Statistics. Statistical analyses were performed using GraphPad Prism (version 10, GraphPad Software). Differences between 2 groups were evaluated using the 2-sided unpaired Student’s t test. Comparisons of more than 2 groups were performed using 1-way ANOVA, followed by Tukey-Kramer multiple-comparison post hoc test. For all analyses, significance was accepted at the 95% confidence interval level (P < 0.05). The analysis was conducted using parametric analysis assuming a normal distribution.

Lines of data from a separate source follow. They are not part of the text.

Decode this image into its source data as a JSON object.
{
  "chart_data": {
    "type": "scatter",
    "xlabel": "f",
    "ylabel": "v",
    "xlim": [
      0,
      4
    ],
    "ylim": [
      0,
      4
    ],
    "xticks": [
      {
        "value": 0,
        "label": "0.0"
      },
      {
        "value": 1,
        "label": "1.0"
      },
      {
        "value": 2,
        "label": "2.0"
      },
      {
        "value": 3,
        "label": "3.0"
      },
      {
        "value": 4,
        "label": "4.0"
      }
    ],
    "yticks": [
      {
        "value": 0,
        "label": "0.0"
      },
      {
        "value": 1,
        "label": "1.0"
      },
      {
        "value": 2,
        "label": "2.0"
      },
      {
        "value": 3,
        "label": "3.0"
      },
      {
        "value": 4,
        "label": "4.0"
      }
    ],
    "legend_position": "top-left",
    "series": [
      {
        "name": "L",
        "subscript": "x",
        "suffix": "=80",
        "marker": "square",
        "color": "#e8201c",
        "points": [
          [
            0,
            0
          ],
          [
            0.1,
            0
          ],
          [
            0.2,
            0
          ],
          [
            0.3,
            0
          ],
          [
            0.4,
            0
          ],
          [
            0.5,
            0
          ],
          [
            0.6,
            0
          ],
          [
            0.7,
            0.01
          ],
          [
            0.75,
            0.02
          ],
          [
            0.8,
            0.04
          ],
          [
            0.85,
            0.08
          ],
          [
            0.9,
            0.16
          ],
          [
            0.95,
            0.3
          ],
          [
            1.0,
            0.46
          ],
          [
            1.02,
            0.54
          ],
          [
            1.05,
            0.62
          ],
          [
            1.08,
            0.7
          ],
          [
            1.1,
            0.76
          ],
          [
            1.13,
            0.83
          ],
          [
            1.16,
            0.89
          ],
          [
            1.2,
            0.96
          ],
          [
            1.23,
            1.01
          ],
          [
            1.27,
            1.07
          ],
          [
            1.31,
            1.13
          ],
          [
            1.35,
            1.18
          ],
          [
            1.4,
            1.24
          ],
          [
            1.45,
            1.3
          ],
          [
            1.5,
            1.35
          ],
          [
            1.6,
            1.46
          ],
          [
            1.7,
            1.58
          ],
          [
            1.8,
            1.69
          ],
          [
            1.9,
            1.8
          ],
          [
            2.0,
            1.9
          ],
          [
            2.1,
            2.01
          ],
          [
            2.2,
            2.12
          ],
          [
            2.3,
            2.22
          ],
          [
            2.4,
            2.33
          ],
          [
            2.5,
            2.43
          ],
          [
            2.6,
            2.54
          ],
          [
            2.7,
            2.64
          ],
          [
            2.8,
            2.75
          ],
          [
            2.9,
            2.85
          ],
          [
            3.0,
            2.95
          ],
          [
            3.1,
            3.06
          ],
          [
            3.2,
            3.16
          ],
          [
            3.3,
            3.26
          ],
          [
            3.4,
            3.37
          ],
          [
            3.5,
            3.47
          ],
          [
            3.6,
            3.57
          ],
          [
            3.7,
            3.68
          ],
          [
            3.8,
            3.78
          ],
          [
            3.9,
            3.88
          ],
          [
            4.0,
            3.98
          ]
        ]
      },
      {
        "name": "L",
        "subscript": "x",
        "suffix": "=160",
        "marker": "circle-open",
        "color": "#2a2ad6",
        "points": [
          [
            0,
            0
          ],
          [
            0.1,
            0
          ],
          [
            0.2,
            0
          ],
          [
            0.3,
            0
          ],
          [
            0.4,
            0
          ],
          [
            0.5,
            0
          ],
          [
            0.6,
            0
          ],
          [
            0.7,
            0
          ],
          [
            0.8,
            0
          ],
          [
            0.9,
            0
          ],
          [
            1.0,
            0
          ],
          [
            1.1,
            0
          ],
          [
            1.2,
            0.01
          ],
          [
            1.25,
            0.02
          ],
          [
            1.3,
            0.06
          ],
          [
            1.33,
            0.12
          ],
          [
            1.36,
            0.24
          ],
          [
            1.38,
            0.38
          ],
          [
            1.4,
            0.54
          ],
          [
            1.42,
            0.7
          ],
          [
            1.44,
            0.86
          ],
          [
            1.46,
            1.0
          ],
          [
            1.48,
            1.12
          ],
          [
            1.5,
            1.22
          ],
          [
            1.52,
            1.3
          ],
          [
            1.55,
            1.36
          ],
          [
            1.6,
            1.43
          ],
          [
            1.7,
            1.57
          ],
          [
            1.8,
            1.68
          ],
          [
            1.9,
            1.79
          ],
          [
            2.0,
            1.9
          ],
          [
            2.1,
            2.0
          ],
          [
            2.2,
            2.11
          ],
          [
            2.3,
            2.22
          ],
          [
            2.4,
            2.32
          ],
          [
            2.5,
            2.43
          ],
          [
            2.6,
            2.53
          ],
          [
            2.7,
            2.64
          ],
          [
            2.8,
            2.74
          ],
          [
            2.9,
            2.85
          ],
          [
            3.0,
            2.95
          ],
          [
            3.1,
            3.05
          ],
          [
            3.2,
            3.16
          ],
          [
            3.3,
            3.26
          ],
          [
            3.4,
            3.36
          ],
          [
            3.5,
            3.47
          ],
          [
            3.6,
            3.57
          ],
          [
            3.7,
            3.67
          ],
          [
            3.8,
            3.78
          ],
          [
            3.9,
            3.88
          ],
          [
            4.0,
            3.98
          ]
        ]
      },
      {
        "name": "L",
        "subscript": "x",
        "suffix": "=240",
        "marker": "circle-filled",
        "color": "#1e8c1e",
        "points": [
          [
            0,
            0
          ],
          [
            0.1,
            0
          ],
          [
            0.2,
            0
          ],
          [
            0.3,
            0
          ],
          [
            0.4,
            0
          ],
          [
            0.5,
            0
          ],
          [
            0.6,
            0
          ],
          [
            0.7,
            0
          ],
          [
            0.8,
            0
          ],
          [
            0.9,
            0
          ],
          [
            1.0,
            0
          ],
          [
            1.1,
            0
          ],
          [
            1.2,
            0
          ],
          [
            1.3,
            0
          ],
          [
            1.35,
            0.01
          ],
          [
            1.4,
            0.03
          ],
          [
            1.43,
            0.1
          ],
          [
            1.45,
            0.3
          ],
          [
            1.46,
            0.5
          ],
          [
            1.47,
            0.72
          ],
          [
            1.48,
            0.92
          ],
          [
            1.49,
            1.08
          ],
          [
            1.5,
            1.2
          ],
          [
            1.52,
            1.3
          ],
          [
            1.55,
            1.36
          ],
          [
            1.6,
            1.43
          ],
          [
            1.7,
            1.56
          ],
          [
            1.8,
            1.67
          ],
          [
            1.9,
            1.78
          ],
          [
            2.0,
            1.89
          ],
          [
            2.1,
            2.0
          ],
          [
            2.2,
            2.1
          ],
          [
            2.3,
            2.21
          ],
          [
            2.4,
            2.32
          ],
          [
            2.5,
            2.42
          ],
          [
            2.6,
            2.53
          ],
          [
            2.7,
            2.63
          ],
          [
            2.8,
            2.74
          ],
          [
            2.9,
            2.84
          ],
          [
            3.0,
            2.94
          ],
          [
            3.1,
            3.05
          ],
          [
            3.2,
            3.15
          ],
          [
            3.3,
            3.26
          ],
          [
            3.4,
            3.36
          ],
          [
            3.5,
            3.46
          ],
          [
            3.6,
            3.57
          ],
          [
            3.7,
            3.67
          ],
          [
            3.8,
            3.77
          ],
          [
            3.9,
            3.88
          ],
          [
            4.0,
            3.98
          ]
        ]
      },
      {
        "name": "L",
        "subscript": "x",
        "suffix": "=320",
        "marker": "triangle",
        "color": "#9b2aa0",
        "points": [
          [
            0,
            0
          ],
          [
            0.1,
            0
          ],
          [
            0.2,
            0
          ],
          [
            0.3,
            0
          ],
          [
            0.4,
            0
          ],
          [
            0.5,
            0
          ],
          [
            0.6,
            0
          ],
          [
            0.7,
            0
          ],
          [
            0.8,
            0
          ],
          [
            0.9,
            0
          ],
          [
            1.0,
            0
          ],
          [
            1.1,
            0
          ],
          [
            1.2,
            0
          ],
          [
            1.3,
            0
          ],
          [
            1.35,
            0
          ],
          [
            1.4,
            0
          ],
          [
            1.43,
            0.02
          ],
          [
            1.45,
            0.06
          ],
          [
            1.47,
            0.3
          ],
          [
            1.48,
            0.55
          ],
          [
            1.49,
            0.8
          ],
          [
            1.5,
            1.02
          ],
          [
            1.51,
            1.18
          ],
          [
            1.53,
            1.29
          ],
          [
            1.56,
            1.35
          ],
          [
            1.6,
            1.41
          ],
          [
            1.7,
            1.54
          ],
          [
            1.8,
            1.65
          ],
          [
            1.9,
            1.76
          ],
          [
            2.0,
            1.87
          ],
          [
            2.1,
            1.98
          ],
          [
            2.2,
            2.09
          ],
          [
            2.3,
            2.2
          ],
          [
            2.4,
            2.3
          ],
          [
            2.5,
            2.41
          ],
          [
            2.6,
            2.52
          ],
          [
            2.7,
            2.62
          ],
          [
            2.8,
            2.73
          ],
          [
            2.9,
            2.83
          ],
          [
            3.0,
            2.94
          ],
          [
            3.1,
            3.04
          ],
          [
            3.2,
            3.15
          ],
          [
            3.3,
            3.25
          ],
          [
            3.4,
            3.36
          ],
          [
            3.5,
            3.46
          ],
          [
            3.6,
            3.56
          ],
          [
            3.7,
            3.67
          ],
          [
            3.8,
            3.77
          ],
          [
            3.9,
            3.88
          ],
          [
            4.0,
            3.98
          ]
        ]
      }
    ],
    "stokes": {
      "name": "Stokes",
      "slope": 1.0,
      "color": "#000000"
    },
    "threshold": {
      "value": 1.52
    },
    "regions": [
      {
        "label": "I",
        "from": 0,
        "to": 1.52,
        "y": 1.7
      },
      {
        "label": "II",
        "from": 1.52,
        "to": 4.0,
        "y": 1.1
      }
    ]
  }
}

Study approval. All experiments involving animals were approved by the regional animal study committees (Mitsubishi Tanabe Pharma Corporation) and were performed according to institutional guidelines and Home Office regulations. The institutional review board of Mitsubishi Tanabe Pharma Corporation approved all human studies according to the guidelines of the 1975 Declaration of Helsinki (2008 revision). We purchased and used samples that were obtained from consented donors from a supplier.

Data availability. The raw bulk RNA-Seq and scRNA-Seq data have been deposited in the NCBI GEO database under accession numbers GSE308690 and GSE308691. The data values associated with the main manuscript and supplement are available in the Supporting Data Values Excel file.